No slice is scheduled by this ADR. The policy takes effect on acceptance; the documentation rollout is mechanical:

SliceScope
1ADR-31 lands. ADR-30 WD10 simplifies to a reference to ADR-31 + FFI-specific bits only (wrapped-gem version pinning per WD4 above).
2rigor-plugin-author SKILL updated: new Phase 0.5 “Where this plugin will live” routing new authors to WD2 / WD4; in-monorepo path retained only for maintenance of already-bundled plugins.
3rigor-ffi-plugin-author SKILL updated: Phase 2 and Phase 6 reference ADR-31; Phase 3/4 add wrapped-gem version-pinning note.
4CLAUDE.md ADR table adds ADR-31 row; ADR-30 row simplified; SKILL rows updated; the existing “v0.2.0-queued external-SKILL” note reconciled with the new policy.
5docs/ROADMAP.md: Plugins / ecosystem section adds an ADR-31 governance reference at the top; FFI entry simplified.
6(Deferred, no slice scheduled.) GitHub issue template for plugin proposals capturing the WD2 fields (wrapped gem identity, adoption evidence, sample-implementation pointer, upstream-effort confirmation).
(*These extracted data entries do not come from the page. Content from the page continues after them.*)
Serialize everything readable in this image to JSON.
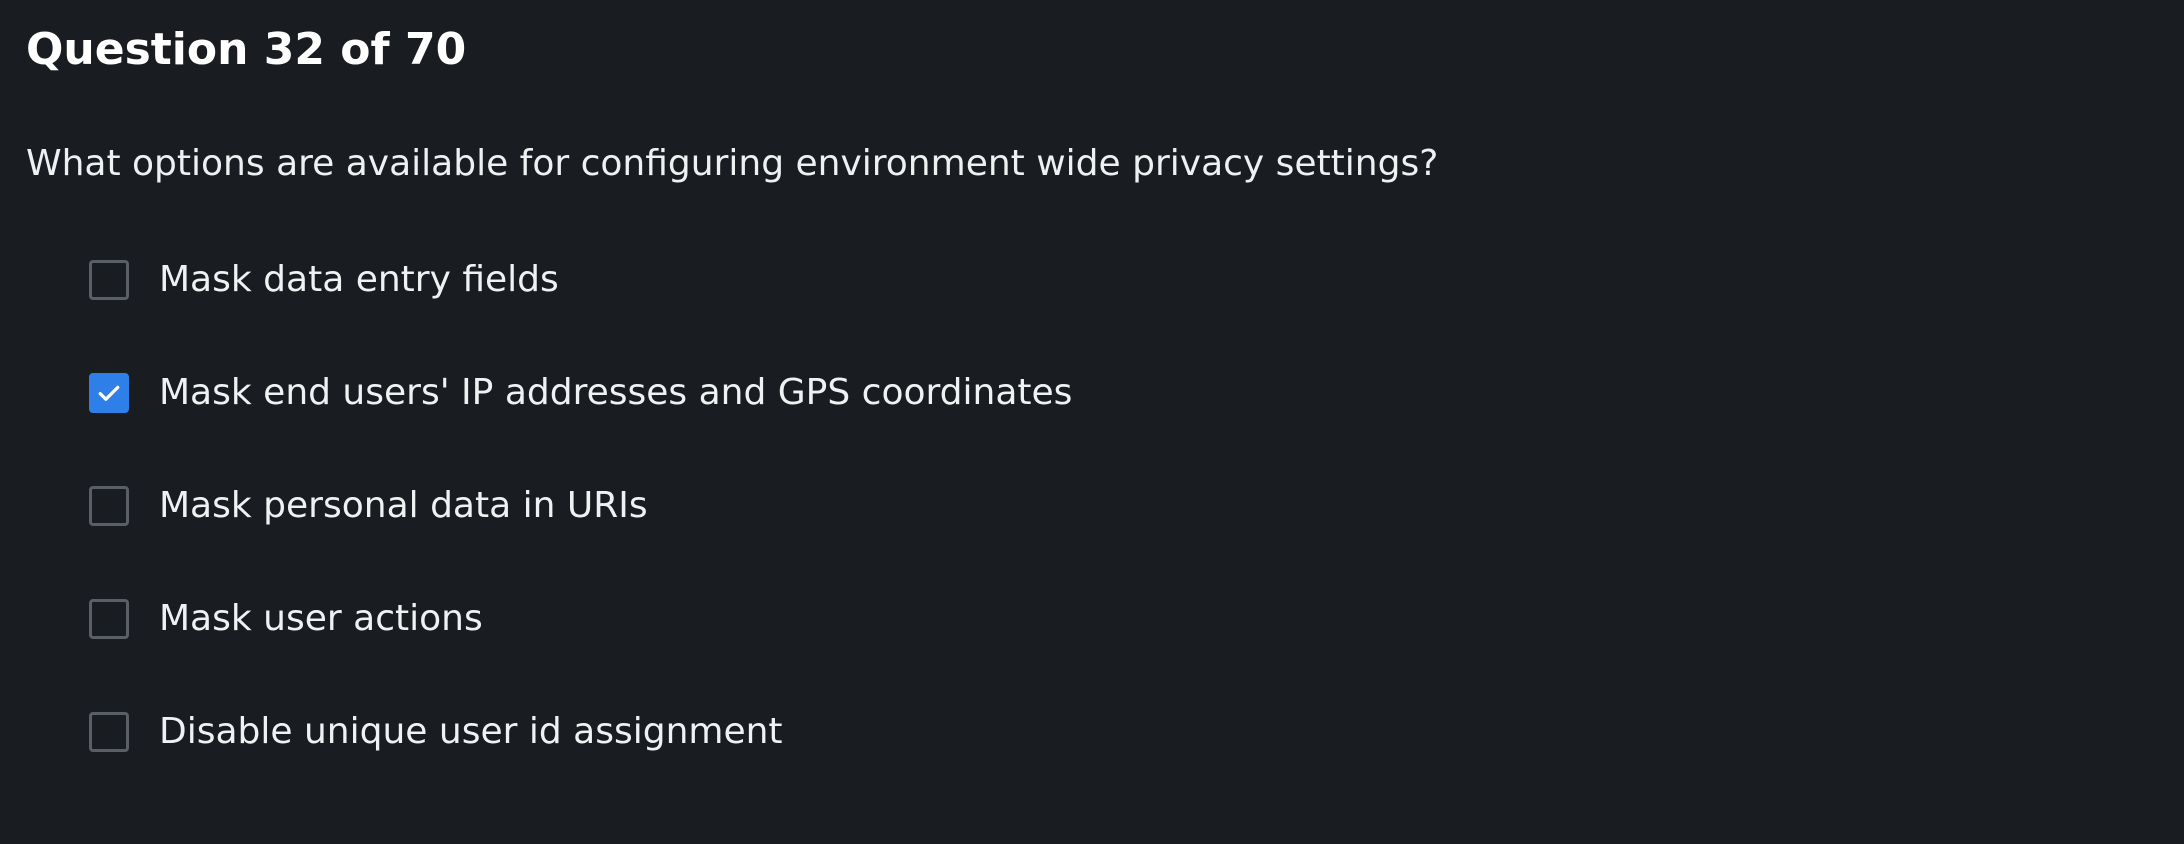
{
  "header": {
    "title": "Question 32 of 70"
  },
  "question": {
    "text": "What options are available for configuring environment wide privacy settings?"
  },
  "options": [
    {
      "label": "Mask data entry fields",
      "checked": false
    },
    {
      "label": "Mask end users' IP addresses and GPS coordinates",
      "checked": true
    },
    {
      "label": "Mask personal data in URIs",
      "checked": false
    },
    {
      "label": "Mask user actions",
      "checked": false
    },
    {
      "label": "Disable unique user id assignment",
      "checked": false
    }
  ],
  "colors": {
    "background": "#191c20",
    "checkbox_border": "#5a5f66",
    "checkbox_checked": "#2f7fe8",
    "text": "#f0f1f3"
  },
  "icons": {
    "checked_mark": "checkmark-icon"
  }
}
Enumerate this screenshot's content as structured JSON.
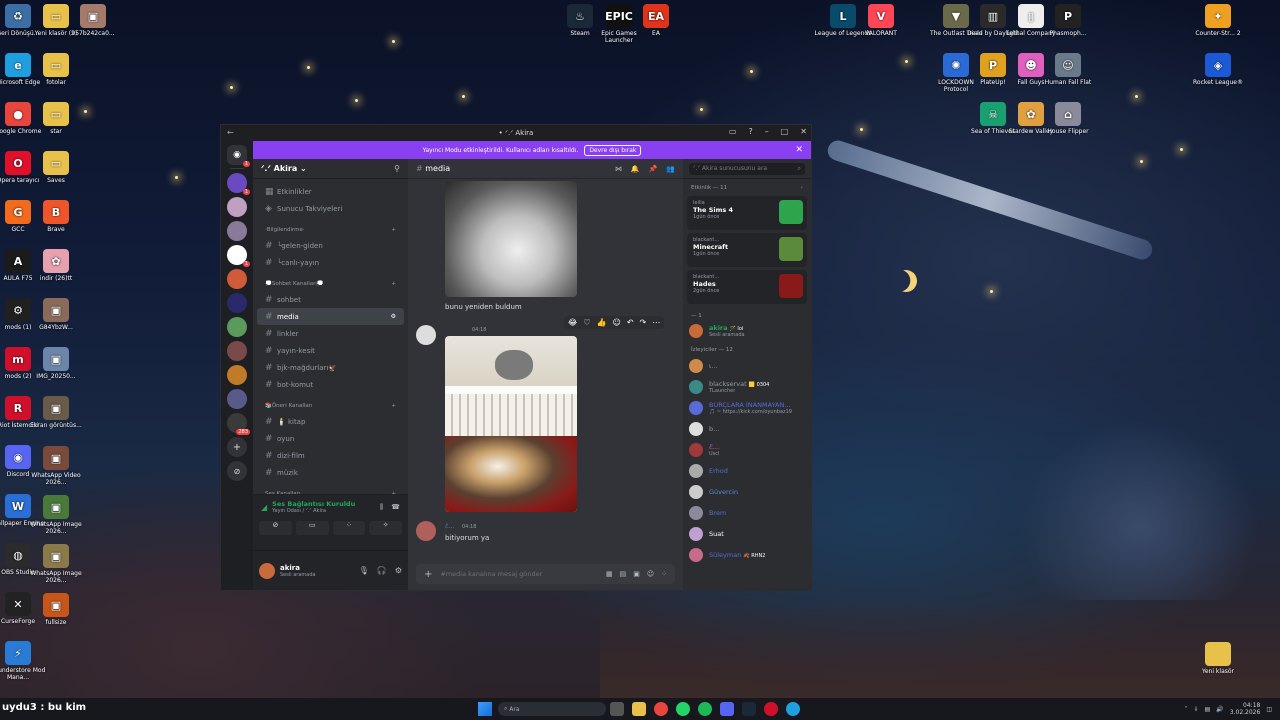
{
  "desktop_left": [
    {
      "label": "Geri Dönüşü...",
      "color": "#3a6ea5",
      "glyph": "♻",
      "icon": "recycle-bin-icon"
    },
    {
      "label": "Microsoft Edge",
      "color": "#1ea0e0",
      "glyph": "e",
      "icon": "edge-icon"
    },
    {
      "label": "Google Chrome",
      "color": "#e8453c",
      "glyph": "●",
      "icon": "chrome-icon"
    },
    {
      "label": "Opera tarayıcı",
      "color": "#e0102a",
      "glyph": "O",
      "icon": "opera-icon"
    },
    {
      "label": "GCC",
      "color": "#f26a1b",
      "glyph": "G",
      "icon": "gcc-icon"
    },
    {
      "label": "AULA F75",
      "color": "#1b1b1b",
      "glyph": "A",
      "icon": "aula-icon"
    },
    {
      "label": "mods (1)",
      "color": "#202020",
      "glyph": "⚙",
      "icon": "mods-icon"
    },
    {
      "label": "mods (2)",
      "color": "#d0102a",
      "glyph": "m",
      "icon": "mods2-icon"
    },
    {
      "label": "Riot İstemcisi",
      "color": "#d0102a",
      "glyph": "R",
      "icon": "riot-icon"
    },
    {
      "label": "Discord",
      "color": "#5865f2",
      "glyph": "◉",
      "icon": "discord-icon"
    },
    {
      "label": "Wallpaper Engine",
      "color": "#2a6fd6",
      "glyph": "W",
      "icon": "wallpaper-engine-icon"
    },
    {
      "label": "OBS Studio",
      "color": "#2b2b2b",
      "glyph": "◍",
      "icon": "obs-icon"
    },
    {
      "label": "CurseForge",
      "color": "#222",
      "glyph": "✕",
      "icon": "curseforge-icon"
    },
    {
      "label": "Thunderstore Mod Mana...",
      "color": "#2a7bd6",
      "glyph": "⚡",
      "icon": "thunderstore-icon"
    }
  ],
  "desktop_col2": [
    {
      "label": "Yeni klasör (2)",
      "color": "#e8c14a",
      "glyph": "▭",
      "icon": "folder-icon"
    },
    {
      "label": "fotolar",
      "color": "#e8c14a",
      "glyph": "▭",
      "icon": "folder-icon"
    },
    {
      "label": "star",
      "color": "#e8c14a",
      "glyph": "▭",
      "icon": "folder-icon"
    },
    {
      "label": "Saves",
      "color": "#e8c14a",
      "glyph": "▭",
      "icon": "folder-icon"
    },
    {
      "label": "Brave",
      "color": "#f0552a",
      "glyph": "B",
      "icon": "brave-icon"
    },
    {
      "label": "indir (26)tt",
      "color": "#e6a0b0",
      "glyph": "✿",
      "icon": "image-icon"
    },
    {
      "label": "G84YbzW...",
      "color": "#8a6b5a",
      "glyph": "▣",
      "icon": "image-icon"
    },
    {
      "label": "IMG_20250...",
      "color": "#6b86a8",
      "glyph": "▣",
      "icon": "image-icon"
    },
    {
      "label": "Ekran görüntüs...",
      "color": "#6a5a4a",
      "glyph": "▣",
      "icon": "image-icon"
    },
    {
      "label": "WhatsApp Video 2026...",
      "color": "#7a4a3a",
      "glyph": "▣",
      "icon": "video-icon"
    },
    {
      "label": "WhatsApp Image 2026...",
      "color": "#4a7a3a",
      "glyph": "▣",
      "icon": "image-icon"
    },
    {
      "label": "WhatsApp Image 2026...",
      "color": "#8a7a4a",
      "glyph": "▣",
      "icon": "image-icon"
    },
    {
      "label": "fullsize",
      "color": "#c8551a",
      "glyph": "▣",
      "icon": "image-icon"
    }
  ],
  "desktop_col3": [
    {
      "label": "957b242ca0...",
      "color": "#a47a6a",
      "glyph": "▣",
      "icon": "image-icon"
    }
  ],
  "desktop_top": [
    {
      "label": "Steam",
      "color": "#1b2838",
      "glyph": "♨",
      "icon": "steam-icon"
    },
    {
      "label": "Epic Games Launcher",
      "color": "#111",
      "glyph": "EPIC",
      "icon": "epic-icon"
    },
    {
      "label": "EA",
      "color": "#e0341a",
      "glyph": "EA",
      "icon": "ea-icon"
    },
    {
      "label": "League of Legends",
      "color": "#0a4a6a",
      "glyph": "L",
      "icon": "lol-icon"
    },
    {
      "label": "VALORANT",
      "color": "#ff4655",
      "glyph": "V",
      "icon": "valorant-icon"
    },
    {
      "label": "The Outlast Trials",
      "color": "#6a6a4a",
      "glyph": "▼",
      "icon": "outlast-icon"
    },
    {
      "label": "Dead by Daylight",
      "color": "#2a2a2a",
      "glyph": "▥",
      "icon": "dbd-icon"
    },
    {
      "label": "Lethal Company",
      "color": "#eee",
      "glyph": "▯",
      "icon": "lethal-icon"
    },
    {
      "label": "Phasmoph...",
      "color": "#222",
      "glyph": "P",
      "icon": "phasmophobia-icon"
    },
    {
      "label": "Counter-Str... 2",
      "color": "#f0a020",
      "glyph": "✦",
      "icon": "cs2-icon"
    }
  ],
  "desktop_row2": [
    {
      "label": "LOCKDOWN Protocol",
      "color": "#2a6ad6",
      "glyph": "✺",
      "icon": "lockdown-icon"
    },
    {
      "label": "PlateUp!",
      "color": "#e0a020",
      "glyph": "P",
      "icon": "plateup-icon"
    },
    {
      "label": "Fall Guys",
      "color": "#e060c0",
      "glyph": "☻",
      "icon": "fallguys-icon"
    },
    {
      "label": "Human Fall Flat",
      "color": "#6a7a8a",
      "glyph": "☺",
      "icon": "hff-icon"
    },
    {
      "label": "Rocket League®",
      "color": "#1a5ad6",
      "glyph": "◈",
      "icon": "rocket-league-icon"
    }
  ],
  "desktop_row3": [
    {
      "label": "Sea of Thieves",
      "color": "#1aa070",
      "glyph": "☠",
      "icon": "sot-icon"
    },
    {
      "label": "Stardew Valley",
      "color": "#e0a040",
      "glyph": "✿",
      "icon": "stardew-icon"
    },
    {
      "label": "House Flipper",
      "color": "#8a8a9a",
      "glyph": "⌂",
      "icon": "house-flipper-icon"
    }
  ],
  "desktop_bottom_right": {
    "label": "Yeni klasör"
  },
  "discord": {
    "window_title": "• ᐟ.ᐟ Akira",
    "banner": {
      "text": "Yayıncı Modu etkinleştirildi. Kullanıcı adları kısaltıldı.",
      "button": "Devre dışı bırak"
    },
    "server_name": "ᐟ.ᐟ Akira",
    "top_items": [
      "Etkinlikler",
      "Sunucu Takviyeleri"
    ],
    "categories": [
      {
        "name": "⋅Bilgilendirme⋅",
        "channels": [
          "╰gelen-giden",
          "╰canlı-yayın"
        ]
      },
      {
        "name": "💭Sohbet Kanalları💭",
        "channels": [
          "sohbet",
          "media",
          "linkler",
          "yayın-kesit",
          "bjk-mağdurları🦅",
          "bot-komut"
        ]
      },
      {
        "name": "📚Öneri Kanalları",
        "channels": [
          "🕯️ kitap",
          "oyun",
          "dizi-film",
          "müzik"
        ]
      },
      {
        "name": "Ses Kanalları",
        "channels": []
      }
    ],
    "active_channel": "media",
    "voice": {
      "status": "Ses Bağlantısı Kuruldu",
      "sub": "Yayın Odası / ᐟ.ᐟ Akira"
    },
    "user": {
      "name": "akira",
      "status": "Sesli aramada"
    },
    "chat": {
      "channel": "media",
      "msg1": "bunu yeniden buldum",
      "msg2_time": "04:18",
      "msg3_time": "04:18",
      "msg3_name": "ℰ...",
      "msg3": "bitiyorum ya",
      "composer_placeholder": "#media kanalına mesaj gönder"
    },
    "search_placeholder": "ᐟ.ᐟ Akira sunucusunu ara",
    "activity_header": "Etkinlik — 11",
    "activities": [
      {
        "user": "leilia",
        "game": "The Sims 4",
        "meta": "1gün önce",
        "color": "#2ea44f"
      },
      {
        "user": "blackant...",
        "game": "Minecraft",
        "meta": "1gün önce",
        "color": "#5a8a3a"
      },
      {
        "user": "blackant...",
        "game": "Hades",
        "meta": "2gün önce",
        "color": "#8a1a1a"
      }
    ],
    "group1": "— 1",
    "member_akira": {
      "name": "akira",
      "tag": "🪄 loi",
      "status": "Sesli aramada"
    },
    "group2": "İzleyiciler — 12",
    "members": [
      {
        "name": "ι...",
        "status": "",
        "color": "#d08a4a",
        "namecolor": "#949ba4"
      },
      {
        "name": "blackservat",
        "tag": "🟨 0304",
        "status": "TLauncher",
        "color": "#3a8a8a",
        "namecolor": "#949ba4"
      },
      {
        "name": "BURÇLARA İNANMAYAN...",
        "status": "🎵 ~ https://kick.com/oyunbaz19",
        "color": "#5a6ad6",
        "namecolor": "#5a6ad6"
      },
      {
        "name": "b...",
        "status": "",
        "color": "#ddd",
        "namecolor": "#949ba4"
      },
      {
        "name": "ℰ...",
        "status": "Uscl",
        "color": "#a03a3a",
        "namecolor": "#d06ad0"
      },
      {
        "name": "Erhod",
        "status": "",
        "color": "#aaa",
        "namecolor": "#5a6ad6"
      },
      {
        "name": "Güvercin",
        "status": "",
        "color": "#ccc",
        "namecolor": "#5a8ad6"
      },
      {
        "name": "Brem",
        "status": "",
        "color": "#8a8a9a",
        "namecolor": "#5a6ad6"
      },
      {
        "name": "Suat",
        "status": "",
        "color": "#c0a0d0",
        "namecolor": "#ffffff"
      },
      {
        "name": "Süleyman",
        "tag": "🍂 RHN2",
        "status": "",
        "color": "#c86a8a",
        "namecolor": "#5a6ad6"
      }
    ]
  },
  "taskbar": {
    "search": "Ara",
    "time": "04:18",
    "date": "3.02.2026",
    "overlay": "uydu3 : bu kim"
  }
}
7(Deferred, no slice scheduled.) Informational catalog (Wiki or pinned discussion) where third-party plugin authors list their work.
  • Internal-DSL plugins. A plugin for an organisation’s internal DSL has no wrapped-OSS-gem and no public footprint — WD3’s “widely used” criterion is structurally inapplicable, so WD2 promotion is closed to it. The honest answer is “this stays third-party forever,” which is fine but should be explicitly documented in the SKILL so authors don’t wait for a promotion that won’t come.
  • Co-authored-by attribution for partial / informal contributions. If a proposer’s contribution is “I filed the issue and answered three clarifying questions” (no code), does the attribution still apply? Lean yes — the threshold is “substantive informing” not “code provided” — but worth clarifying in the SKILL.
  • Multiple proposers for the same plugin. If five people request rigor-foo independently over time, all five get Co-authored-by: on the implementation commit, or just the first / most-substantive? Lean “all who substantively informed the work”, capped at reasonable commit-trailer length (~10 entries).
  • Discovery catalog hosting. Wiki, pinned forum thread, docs/third-party-plugins.md in this repo? Each has different curation / spam-resistance properties. Decision deferred until the catalog is actually needed (i.e. when a non-trivial third-party plugin population exists).